Terza puntata del racconto Ledificio (vedi Parte 1 e 2).
Nelle puntate precedenti: tre giovani, fra cui il protagonista, entrano in un antico edificio abbandonato; in preda ai fumi dell'alcool vagano con la mente ottenebrata al suo interno finchè, raggiunto il secondo piano, arrivano a una maestosa quanto misteriosa porta...
I tre varcano la soglia ma a quel punto accade un fenomeno che il protagonista ha difficoltà sia a narrare che a ricordare. Dopo inspiegabili avversità riesce infine a uscire dalla misteriosa stanza ma perde i sensi.

-=3=-

Non ho idea di quanto a lungo rimasi incosciente: forse pochi secondi o forse qualche ora.
Quando mi riebbi non fui immediatamente lucido. Non pensai ai miei amici, ma cercai solo di uscire dall'edificio.
Che fossi ancora sotto choc è dimostrato dal fatto che non feci caso alla misteriosa luce grigia o allo strano mobilio che adesso si vedeva chiaramente: credo di aver pensato distrattamente che stesse albeggiando; non considerai però che non c'erano finestre o altre aperture da cui l'incerta luce del mattino potesse filtrare!
Ero ancora confuso ma almeno non ero più sbronzo e riuscivo a camminare senza incertezze. In quei primi minuti non mi preoccupai troppo della direzione in cui stavo andando: davo per scontato che, anche nel peggiore dei casi, adesso che non c'era più un'oscurità quasi totale, al massimo in una decina di minuti avrei trovato l'uscita.
Fu dopo circa mezz'ora, più con noia che timore, che dovetti ammettere, non solo di non aver saputo trovare l'uscita, ma neppure le scale per il piano inferiore. Ero seccato con me stesso: pensai che, per voler uscire rapidamente, mi ero mosso senza riflettere e, probabilmente, avevo finito per girare di stanza in stanza in una sorta di cerchio .

Fu allora, fermandomi e cercando di riflettere su dove andare, che ricordai di non essere solo!
I miei ricordi però erano molto confusi: mi ricordavo del lungo corridoio al piano terra, delle scale buie, poi qualche particolare del primo piano ma, del secondo, ricordavo solo di aver faticato a inseguire Massimiliano. Non ricordavo nulla della stanza dietro le grandi porte...
Adesso mi è chiaro che la mia stessa memoria cercava di cancellare quegli orribili momenti. Quando si subisce un grosso trauma, per poter andare avanti senza impazzire, la nostra mente dimentica ciò che non può tollerare. Se mi sforzavo di ricordare quando e come mi fossi separato dai miei compagni venivo colto da una sensazione di angoscia che mi rivoltava lo stomaco e un'ansia terribile, che ha stento nascondeva una paura ancor più grande, mi annebbiava la mente.

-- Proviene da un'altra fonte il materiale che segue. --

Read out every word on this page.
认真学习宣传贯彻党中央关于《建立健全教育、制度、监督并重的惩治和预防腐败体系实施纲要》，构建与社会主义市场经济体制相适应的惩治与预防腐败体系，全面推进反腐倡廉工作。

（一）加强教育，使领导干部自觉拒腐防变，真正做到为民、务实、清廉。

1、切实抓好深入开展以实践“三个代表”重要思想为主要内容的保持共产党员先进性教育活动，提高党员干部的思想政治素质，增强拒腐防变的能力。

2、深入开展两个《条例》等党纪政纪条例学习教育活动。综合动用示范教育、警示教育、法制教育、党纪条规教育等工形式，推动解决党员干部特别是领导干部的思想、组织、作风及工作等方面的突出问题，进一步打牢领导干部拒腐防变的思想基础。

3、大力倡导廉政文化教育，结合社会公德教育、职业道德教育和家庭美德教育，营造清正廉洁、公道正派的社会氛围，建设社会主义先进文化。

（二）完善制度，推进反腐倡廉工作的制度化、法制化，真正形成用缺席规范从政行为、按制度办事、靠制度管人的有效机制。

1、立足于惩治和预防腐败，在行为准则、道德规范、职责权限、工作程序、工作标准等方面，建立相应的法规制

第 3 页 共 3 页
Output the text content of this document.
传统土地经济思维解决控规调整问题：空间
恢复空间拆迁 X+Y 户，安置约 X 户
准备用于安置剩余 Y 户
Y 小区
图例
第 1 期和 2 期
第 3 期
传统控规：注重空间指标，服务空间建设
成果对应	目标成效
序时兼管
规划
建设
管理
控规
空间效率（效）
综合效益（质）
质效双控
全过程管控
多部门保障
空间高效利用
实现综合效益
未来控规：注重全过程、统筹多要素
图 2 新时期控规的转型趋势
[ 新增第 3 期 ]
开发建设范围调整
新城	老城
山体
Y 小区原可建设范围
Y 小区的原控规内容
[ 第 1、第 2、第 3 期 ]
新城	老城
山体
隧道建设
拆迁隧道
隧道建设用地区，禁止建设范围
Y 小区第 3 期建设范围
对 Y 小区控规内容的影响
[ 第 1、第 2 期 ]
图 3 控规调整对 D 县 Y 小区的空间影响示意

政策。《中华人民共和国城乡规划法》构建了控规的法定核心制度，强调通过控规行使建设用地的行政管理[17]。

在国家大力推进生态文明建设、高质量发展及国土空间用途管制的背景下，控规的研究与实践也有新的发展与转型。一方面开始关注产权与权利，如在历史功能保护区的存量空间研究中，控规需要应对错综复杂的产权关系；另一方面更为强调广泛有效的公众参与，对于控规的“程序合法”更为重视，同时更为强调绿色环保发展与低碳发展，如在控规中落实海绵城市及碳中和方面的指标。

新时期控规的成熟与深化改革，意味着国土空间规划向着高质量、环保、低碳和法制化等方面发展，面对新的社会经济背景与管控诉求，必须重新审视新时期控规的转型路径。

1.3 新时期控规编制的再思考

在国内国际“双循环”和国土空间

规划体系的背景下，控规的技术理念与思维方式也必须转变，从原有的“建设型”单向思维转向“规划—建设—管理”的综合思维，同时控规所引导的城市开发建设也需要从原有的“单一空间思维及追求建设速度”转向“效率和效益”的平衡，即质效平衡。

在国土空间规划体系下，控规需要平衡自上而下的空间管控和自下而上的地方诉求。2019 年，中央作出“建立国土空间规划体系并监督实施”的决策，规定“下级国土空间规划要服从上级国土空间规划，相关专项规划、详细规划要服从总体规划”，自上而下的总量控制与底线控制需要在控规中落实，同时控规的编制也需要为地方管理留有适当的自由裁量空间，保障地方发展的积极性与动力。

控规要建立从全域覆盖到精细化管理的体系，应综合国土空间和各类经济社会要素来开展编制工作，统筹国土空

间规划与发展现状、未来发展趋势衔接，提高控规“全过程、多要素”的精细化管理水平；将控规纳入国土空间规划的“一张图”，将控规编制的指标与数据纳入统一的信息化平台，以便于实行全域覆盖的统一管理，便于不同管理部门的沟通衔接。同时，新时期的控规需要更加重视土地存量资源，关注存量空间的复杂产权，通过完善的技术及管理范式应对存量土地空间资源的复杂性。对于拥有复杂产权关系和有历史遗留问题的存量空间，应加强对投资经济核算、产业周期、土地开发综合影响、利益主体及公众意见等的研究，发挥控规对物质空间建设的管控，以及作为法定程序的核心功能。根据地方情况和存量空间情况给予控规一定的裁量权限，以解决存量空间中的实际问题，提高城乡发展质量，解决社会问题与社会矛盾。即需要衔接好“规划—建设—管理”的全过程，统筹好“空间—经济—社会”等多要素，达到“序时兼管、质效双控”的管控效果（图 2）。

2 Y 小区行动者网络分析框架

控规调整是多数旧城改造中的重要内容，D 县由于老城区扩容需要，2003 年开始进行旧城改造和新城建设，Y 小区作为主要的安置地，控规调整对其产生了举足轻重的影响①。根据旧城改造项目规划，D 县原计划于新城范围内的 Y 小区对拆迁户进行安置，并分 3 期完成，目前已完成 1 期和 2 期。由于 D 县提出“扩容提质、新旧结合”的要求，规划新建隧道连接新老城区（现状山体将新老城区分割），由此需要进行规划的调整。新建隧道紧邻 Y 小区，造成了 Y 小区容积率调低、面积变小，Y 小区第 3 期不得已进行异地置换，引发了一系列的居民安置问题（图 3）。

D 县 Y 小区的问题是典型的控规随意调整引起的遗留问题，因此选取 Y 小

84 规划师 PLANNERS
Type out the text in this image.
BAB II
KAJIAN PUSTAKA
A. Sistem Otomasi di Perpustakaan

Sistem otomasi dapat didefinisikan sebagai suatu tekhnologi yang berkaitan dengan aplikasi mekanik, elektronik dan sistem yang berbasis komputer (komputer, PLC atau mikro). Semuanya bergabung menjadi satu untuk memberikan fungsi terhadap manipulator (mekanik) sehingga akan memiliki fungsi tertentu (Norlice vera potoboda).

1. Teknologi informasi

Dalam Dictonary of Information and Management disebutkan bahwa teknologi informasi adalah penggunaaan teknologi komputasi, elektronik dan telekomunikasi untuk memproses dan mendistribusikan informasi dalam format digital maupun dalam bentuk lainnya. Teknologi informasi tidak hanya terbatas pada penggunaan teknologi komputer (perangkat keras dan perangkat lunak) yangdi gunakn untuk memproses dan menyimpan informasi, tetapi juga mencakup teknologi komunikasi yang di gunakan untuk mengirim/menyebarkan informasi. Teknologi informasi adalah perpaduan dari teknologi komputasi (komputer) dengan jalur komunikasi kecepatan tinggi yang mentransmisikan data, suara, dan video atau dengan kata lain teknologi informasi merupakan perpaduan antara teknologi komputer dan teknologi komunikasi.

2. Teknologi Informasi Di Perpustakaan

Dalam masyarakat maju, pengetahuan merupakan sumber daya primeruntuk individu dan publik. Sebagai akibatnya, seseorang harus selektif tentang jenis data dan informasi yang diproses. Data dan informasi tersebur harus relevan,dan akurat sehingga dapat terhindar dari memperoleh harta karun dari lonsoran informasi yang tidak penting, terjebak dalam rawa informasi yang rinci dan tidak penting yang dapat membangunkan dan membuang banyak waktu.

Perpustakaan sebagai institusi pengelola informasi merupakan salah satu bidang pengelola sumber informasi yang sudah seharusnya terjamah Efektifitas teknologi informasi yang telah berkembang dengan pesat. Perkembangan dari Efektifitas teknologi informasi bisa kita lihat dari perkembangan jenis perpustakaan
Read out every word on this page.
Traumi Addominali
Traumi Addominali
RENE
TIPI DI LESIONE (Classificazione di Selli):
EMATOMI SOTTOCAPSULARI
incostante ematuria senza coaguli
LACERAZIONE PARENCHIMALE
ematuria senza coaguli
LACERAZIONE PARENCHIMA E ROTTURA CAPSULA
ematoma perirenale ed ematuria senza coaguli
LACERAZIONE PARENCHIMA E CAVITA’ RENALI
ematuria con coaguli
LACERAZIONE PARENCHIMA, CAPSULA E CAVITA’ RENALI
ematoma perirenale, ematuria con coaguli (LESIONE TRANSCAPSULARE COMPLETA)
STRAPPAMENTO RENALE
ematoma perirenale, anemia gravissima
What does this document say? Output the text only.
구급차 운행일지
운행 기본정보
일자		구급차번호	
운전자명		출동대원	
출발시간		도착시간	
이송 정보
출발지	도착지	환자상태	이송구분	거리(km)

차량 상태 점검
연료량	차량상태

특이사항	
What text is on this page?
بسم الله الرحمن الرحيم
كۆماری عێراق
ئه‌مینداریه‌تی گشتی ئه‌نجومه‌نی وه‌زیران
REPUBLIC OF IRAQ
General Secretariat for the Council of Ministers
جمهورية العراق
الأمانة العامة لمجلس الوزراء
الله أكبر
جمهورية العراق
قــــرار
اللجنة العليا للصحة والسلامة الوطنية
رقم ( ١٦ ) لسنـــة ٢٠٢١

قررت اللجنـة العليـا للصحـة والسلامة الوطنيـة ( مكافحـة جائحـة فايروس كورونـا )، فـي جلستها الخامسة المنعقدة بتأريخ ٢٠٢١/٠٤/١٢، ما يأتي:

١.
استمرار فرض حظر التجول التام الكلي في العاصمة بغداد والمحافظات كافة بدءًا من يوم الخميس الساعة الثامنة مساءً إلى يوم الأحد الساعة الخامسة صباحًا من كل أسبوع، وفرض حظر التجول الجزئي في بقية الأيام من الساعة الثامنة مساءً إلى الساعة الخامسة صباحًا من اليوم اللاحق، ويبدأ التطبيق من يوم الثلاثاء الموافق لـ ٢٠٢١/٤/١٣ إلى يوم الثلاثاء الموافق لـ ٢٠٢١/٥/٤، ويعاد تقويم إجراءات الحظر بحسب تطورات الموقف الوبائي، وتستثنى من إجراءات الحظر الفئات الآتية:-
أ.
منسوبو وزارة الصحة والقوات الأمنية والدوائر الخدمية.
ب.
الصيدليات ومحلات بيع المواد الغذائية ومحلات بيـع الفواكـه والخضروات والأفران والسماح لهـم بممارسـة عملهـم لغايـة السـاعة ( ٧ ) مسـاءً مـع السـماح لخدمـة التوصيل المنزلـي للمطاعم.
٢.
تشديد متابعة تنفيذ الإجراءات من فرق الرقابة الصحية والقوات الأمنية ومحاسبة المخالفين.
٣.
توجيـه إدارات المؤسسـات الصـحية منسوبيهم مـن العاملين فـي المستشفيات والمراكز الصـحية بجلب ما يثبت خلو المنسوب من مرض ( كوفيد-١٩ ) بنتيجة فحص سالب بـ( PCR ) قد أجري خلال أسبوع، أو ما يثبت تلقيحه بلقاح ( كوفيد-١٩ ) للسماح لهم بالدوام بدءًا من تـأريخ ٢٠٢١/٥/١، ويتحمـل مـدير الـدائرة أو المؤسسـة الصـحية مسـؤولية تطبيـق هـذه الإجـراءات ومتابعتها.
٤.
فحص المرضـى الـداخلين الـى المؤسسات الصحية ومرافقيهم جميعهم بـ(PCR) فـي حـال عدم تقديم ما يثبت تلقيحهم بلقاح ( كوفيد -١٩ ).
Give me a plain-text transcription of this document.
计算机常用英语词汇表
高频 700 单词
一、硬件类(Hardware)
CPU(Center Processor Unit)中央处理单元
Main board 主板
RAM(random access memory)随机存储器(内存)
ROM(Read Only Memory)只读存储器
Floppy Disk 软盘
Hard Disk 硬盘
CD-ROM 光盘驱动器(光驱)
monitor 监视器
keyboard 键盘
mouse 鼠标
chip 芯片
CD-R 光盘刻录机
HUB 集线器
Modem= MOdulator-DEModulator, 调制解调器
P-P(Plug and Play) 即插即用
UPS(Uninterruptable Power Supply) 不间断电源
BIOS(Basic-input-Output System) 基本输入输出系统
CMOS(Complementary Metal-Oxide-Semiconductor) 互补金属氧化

In effetti provai a gridare i loro nomi ma dopo pochi tentativi desistetti: mi ero reso conto del silenzio innaturale che avvolgeva ogni stanza: niente, non un cigolio, nessun fruscio o un gocciolare lontano. Anche a stare immobili, tendendo gli orecchi, non era possibile percepire nessuno dei suoni che, normalmente, sarebbero penetrati dall'esterno.
Era un silenzio muto e sordo: anche la mia voce sembrava venir inghiottita dall'aria grigia. Nessun riverbero e, men che meno, nessun eco.
Non volevo ammettere con me stesso di iniziare ad aver paura: liquidai il problema dicendomi che i miei amici erano già usciti e, una volta fuori, avremmo chiarito ogni mistero.
Smisi di gridare e decisi di affrontare il problema di trovare l'uscita con la logica. Dall'esterno l'edificio non mi era sembrato così grande da potersi trasformare in un labirinto per il visitatore incauto ma, evidentemente, non era così...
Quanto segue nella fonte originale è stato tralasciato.